15. The grounds also contain a single sentence indicating that the appellant relies on Article 8 of the Human Rights Convention. In this context, her witness statement contains no detail at all regarding any private or family life ties established here since she arrived in 2011. I have taken into account the guidance given by the Supreme Court in Patel [2013] UKSC 72 in this context. My primary finding is that the paucity of evidence shows that Article 8 is not engaged but, even if it were, there is nothing to show that any ties the appellant may have established here cannot be maintained from abroad and she may equally pursue further studies in the country of her nationality, should she wish to do so. There really is very little of any substance to put in the balance against the Secretary of State's case that her failure to comply with the Immigration Rules and the absence of anything to suggest that she is entitled to leave to remain combine to demonstrate the strong public interest in the maintenance of immigration control. The appellant has not shown that the adverse decisions, or her removal in consequence, breach her human rights.

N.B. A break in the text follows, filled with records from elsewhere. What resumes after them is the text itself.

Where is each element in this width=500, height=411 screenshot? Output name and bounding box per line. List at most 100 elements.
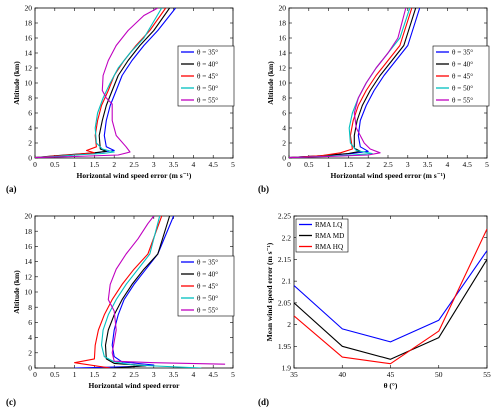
chart-panel-3: 0 0.5 1 1.5 2 2.5 3 3.5 4 4.5 5 0 2 4 6 8 10 12 14 16 18 20 Ho… (6, 212, 235, 407)
y-tick-label: 8 (282, 94, 286, 103)
x-tick-label: 3.5 (169, 160, 179, 169)
y-tick-label: 10 (25, 79, 33, 88)
x-tick-label: 2 (112, 160, 116, 169)
series-line-4 (35, 8, 163, 158)
y-tick-label: 2.2 (282, 233, 292, 242)
legend-entry: θ = 35° (452, 49, 473, 57)
y-tick-label: 20 (279, 4, 287, 13)
legend: RMA LQ RMA MD RMA HQ (295, 218, 349, 253)
y-tick-label: 18 (25, 227, 33, 236)
y-tick-label: 1.9 (282, 364, 292, 373)
series-line-3 (74, 216, 163, 368)
y-tick-label: 0 (28, 154, 32, 163)
series-line-3 (294, 228, 487, 365)
y-tick-label: 18 (25, 19, 33, 28)
legend-entry: θ = 55° (197, 97, 218, 105)
legend: θ = 35° θ = 40° θ = 45° θ = 50° θ = 55° (432, 45, 490, 107)
series-line-2 (294, 259, 487, 360)
y-tick-label: 2.05 (278, 298, 291, 307)
x-tick-label: 0.5 (304, 160, 314, 169)
x-tick-label: 55 (483, 370, 491, 379)
legend-entry: RMA MD (315, 232, 344, 240)
x-axis-label: Horizontal wind speed error (m s⁻¹) (77, 171, 192, 180)
y-tick-label: 6 (28, 109, 32, 118)
x-tick-label: 3 (406, 160, 410, 169)
series-line-1 (74, 216, 175, 368)
legend-entry: θ = 45° (452, 73, 473, 81)
x-tick-label: 4.5 (209, 160, 219, 169)
y-tick-label: 6 (28, 318, 32, 327)
y-tick-label: 0 (282, 154, 286, 163)
legend-entry: θ = 35° (197, 259, 218, 267)
x-tick-label: 0 (33, 160, 37, 169)
y-tick-label: 6 (282, 109, 286, 118)
legend-entry: θ = 50° (197, 295, 218, 303)
x-tick-label: 40 (339, 370, 347, 379)
y-axis-label: Altitude (km) (12, 270, 21, 314)
y-tick-label: 14 (25, 257, 33, 266)
y-tick-label: 12 (25, 272, 33, 281)
series-line-3 (289, 8, 413, 158)
y-tick-label: 4 (282, 124, 286, 133)
y-tick-label: 10 (25, 288, 33, 297)
y-tick-label: 2 (28, 139, 32, 148)
x-tick-label: 2 (112, 370, 116, 379)
y-tick-label: 20 (25, 4, 33, 13)
legend-entry: θ = 40° (197, 61, 218, 69)
panel-label: (c) (6, 397, 16, 407)
x-tick-label: 4.5 (463, 160, 473, 169)
x-tick-label: 35 (290, 370, 298, 379)
series-line-4 (289, 8, 411, 158)
y-tick-label: 18 (279, 19, 287, 28)
legend: θ = 35° θ = 40° θ = 45° θ = 50° θ = 55° (177, 255, 235, 317)
panel-label: (a) (6, 184, 17, 194)
x-tick-label: 4 (192, 370, 196, 379)
y-axis-label: Altitude (km) (266, 61, 275, 105)
legend-entry: θ = 45° (197, 73, 218, 81)
series-line-4 (100, 216, 202, 368)
panel-label: (b) (258, 184, 269, 194)
legend-entry: θ = 40° (197, 271, 218, 279)
y-tick-label: 16 (25, 34, 33, 43)
y-tick-label: 2 (282, 139, 286, 148)
x-tick-label: 2.5 (129, 160, 139, 169)
y-tick-label: 16 (279, 34, 287, 43)
x-tick-label: 0.5 (50, 370, 60, 379)
x-tick-label: 3.5 (423, 160, 433, 169)
x-tick-label: 1 (73, 370, 77, 379)
chart-panel-4: 35 40 45 50 55 1.9 1.95 2 2.05 2.1 2.15 2.2 2.25 θ (°… (258, 212, 491, 407)
legend-entry: θ = 35° (197, 49, 218, 57)
legend: θ = 35° θ = 40° θ = 45° θ = 50° θ = 55° (177, 45, 235, 107)
x-axis-label: Horizontal wind speed error (m s⁻¹) (331, 171, 446, 180)
x-tick-label: 3 (152, 160, 156, 169)
series-line-3 (35, 8, 167, 158)
x-tick-label: 2 (366, 160, 370, 169)
legend-entry: θ = 45° (197, 283, 218, 291)
x-tick-label: 4.5 (209, 370, 219, 379)
series-line-2 (289, 8, 417, 158)
x-tick-label: 1 (327, 160, 331, 169)
y-axis-label: Altitude (km) (12, 61, 21, 105)
x-axis-label: Horizontal wind speed error (89, 381, 181, 390)
x-tick-label: 1.5 (90, 160, 100, 169)
series-line-2 (104, 216, 171, 368)
x-tick-label: 4 (446, 160, 450, 169)
y-tick-label: 2.1 (282, 277, 292, 286)
y-tick-label: 12 (279, 64, 287, 73)
y-tick-label: 2.15 (278, 255, 291, 264)
x-tick-label: 0 (33, 370, 37, 379)
y-tick-label: 4 (28, 333, 32, 342)
x-tick-label: 2.5 (383, 160, 393, 169)
x-tick-label: 0.5 (50, 160, 60, 169)
x-tick-label: 5 (231, 370, 235, 379)
legend-entry: RMA LQ (315, 221, 343, 229)
y-tick-label: 2 (287, 320, 291, 329)
y-tick-label: 2 (28, 348, 32, 357)
y-tick-label: 1.95 (278, 342, 291, 351)
y-tick-label: 12 (25, 64, 33, 73)
legend-entry: θ = 55° (197, 307, 218, 315)
x-tick-label: 1.5 (90, 370, 100, 379)
y-axis-label: Mean wind speed error (m s⁻¹) (265, 242, 274, 341)
x-tick-label: 50 (435, 370, 443, 379)
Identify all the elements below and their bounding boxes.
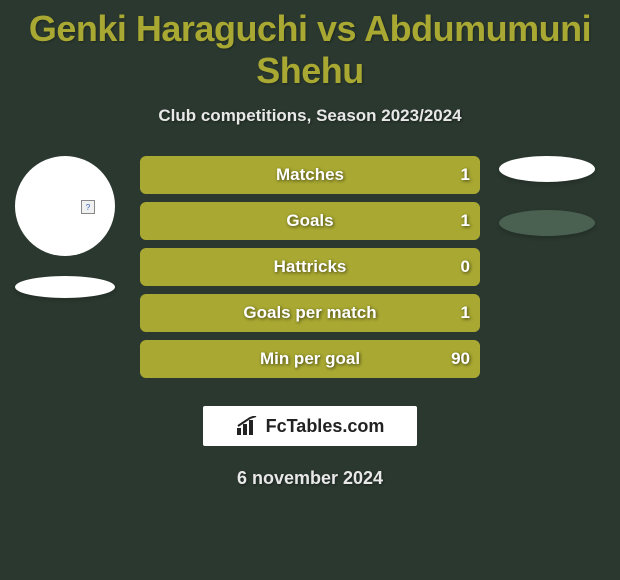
fctables-badge: FcTables.com [203,406,417,446]
page-title: Genki Haraguchi vs Abdumumuni Shehu [0,0,620,92]
stat-bar: Min per goal90 [140,340,480,378]
stat-bar: Goals per match1 [140,294,480,332]
player-right-flag-top [499,156,595,182]
stat-value-right: 1 [461,211,470,231]
broken-image-icon: ? [81,200,95,214]
stat-value-right: 1 [461,303,470,323]
stat-label: Goals [140,211,480,231]
player-left-column: ? [10,156,120,298]
subtitle: Club competitions, Season 2023/2024 [0,106,620,126]
comparison-area: ? Matches1Goals1Hattricks0Goals per matc… [0,156,620,386]
stat-label: Matches [140,165,480,185]
player-left-avatar: ? [15,156,115,256]
chart-bars-icon [236,416,260,436]
stat-value-right: 0 [461,257,470,277]
stats-bars: Matches1Goals1Hattricks0Goals per match1… [140,156,480,386]
stat-label: Hattricks [140,257,480,277]
stat-bar: Hattricks0 [140,248,480,286]
stat-label: Goals per match [140,303,480,323]
player-left-shadow [15,276,115,298]
player-right-flag-bottom [499,210,595,236]
stat-label: Min per goal [140,349,480,369]
stat-bar: Goals1 [140,202,480,240]
stat-bar: Matches1 [140,156,480,194]
stat-value-right: 90 [451,349,470,369]
player-right-column [492,156,602,236]
stat-value-right: 1 [461,165,470,185]
date-text: 6 november 2024 [0,468,620,489]
badge-text: FcTables.com [266,416,385,437]
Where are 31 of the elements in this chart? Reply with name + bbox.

16. In summary, the appellant has not made out her grounds of appeal. She has not shown that the decision to refuse to vary leave and the section 47 removal decision are unlawful, by reason of unfairness, a failure to apply relevant policy or on the basis that the decisions breach her human rights.

17. The decision of the First-tier Tribunal, having been set aside, it is remade as follows: appeal dismissed.

DECISION

Appeal dismissed.

ANONYMITY

There has been no application for anonymity at any stage in these proceedings and I make no direction on this occasion.



Signed Date 28th November 2014

Deputy Upper Tribunal Judge R C Campbell


FEE AWARD

As the appeal has been dismissed, there can be no fee award.